C’est donc une grande injustice que d’accuser M. Zola d’immoralité et de croire qu’il spécule sur les mauvais instincts du lecteur. Au milieu des basses priapées, parmi les visions de mauvais lieu ou de clinique, il reste grave. S’il accumule certains détails, soyez sûrs que c’est chez lui affaire de conscience. Comme il prétend peindre la réalité et qu’il est persuadé qu’elle est ignoble, il nous la montre telle, avec les scrupules d’une âme délicate à sa façon, qui ne veut pas nous tromper et qui nous fait bonne mesure. Parfois il s’oublie ; il brosse de vastes peintures d’où l’ignominie de la chair est absente ; mais tout à coup un remords le traverse, il se souvient que la bête est partout, et, pour ne pas manquer à son devoir, au moment qu’on s’y attendait le moins, il glisse un détail impudique et comme un mémento de l’universelle ordure. Ces sortes de repentirs sont surtout remarquables dans le développement des rôles de Denise et de Pauline (Au Bonheur des Dames et La Joie de vivre). Et, comme j’ai dit, une mélancolie affreuse se lève de toute cette physiologie remuée.

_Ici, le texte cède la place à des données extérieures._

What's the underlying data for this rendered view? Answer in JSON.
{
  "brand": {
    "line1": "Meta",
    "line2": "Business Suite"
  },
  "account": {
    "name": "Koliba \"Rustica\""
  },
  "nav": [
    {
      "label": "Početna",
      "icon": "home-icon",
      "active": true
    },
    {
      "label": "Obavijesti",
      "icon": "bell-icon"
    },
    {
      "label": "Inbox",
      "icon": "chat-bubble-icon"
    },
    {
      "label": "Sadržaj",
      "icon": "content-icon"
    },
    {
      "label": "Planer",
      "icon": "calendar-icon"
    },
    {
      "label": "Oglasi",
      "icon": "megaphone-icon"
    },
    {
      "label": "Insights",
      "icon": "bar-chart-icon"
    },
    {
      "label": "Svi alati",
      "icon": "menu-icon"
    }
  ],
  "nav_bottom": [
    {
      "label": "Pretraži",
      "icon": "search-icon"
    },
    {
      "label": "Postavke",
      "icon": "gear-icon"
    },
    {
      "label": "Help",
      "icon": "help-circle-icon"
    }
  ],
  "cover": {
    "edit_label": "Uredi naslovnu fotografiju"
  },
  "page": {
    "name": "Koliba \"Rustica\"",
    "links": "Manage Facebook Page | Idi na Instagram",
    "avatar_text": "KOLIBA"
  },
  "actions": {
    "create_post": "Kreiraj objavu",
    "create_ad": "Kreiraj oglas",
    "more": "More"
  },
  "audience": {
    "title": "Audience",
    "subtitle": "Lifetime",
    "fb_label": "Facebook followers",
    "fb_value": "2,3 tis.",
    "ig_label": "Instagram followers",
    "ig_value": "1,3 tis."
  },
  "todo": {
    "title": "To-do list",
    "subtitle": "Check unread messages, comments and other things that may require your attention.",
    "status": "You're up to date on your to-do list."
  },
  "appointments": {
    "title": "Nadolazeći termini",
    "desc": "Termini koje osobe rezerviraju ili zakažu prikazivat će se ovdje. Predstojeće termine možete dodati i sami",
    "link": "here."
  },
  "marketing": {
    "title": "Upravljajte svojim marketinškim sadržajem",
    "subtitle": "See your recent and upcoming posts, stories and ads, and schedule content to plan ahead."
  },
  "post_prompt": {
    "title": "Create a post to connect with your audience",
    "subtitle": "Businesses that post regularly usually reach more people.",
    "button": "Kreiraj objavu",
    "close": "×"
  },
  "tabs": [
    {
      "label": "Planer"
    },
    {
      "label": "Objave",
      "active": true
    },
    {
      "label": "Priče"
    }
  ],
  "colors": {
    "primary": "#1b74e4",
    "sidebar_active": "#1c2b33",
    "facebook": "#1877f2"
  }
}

Si l’impression est triste, elle est puissante. Je fais bien mon compliment à ces esprits fins et délicats pour qui la mesure, la décence et la correction sont si bien le tout de l’écrivain que, même après La Conquête de Plassans, La Faute de l’abbé Mouret, L’Assommoir et La Joie de vivre, ils tiennent M. Zola en petite estime littéraire et le renvoient à l’école parce qu’il n’a pas fait de bonnes humanités et que peut-être il n’écrit pas toujours parfaitement bien. Je ne saurais me guinder à un jugement aussi distingué.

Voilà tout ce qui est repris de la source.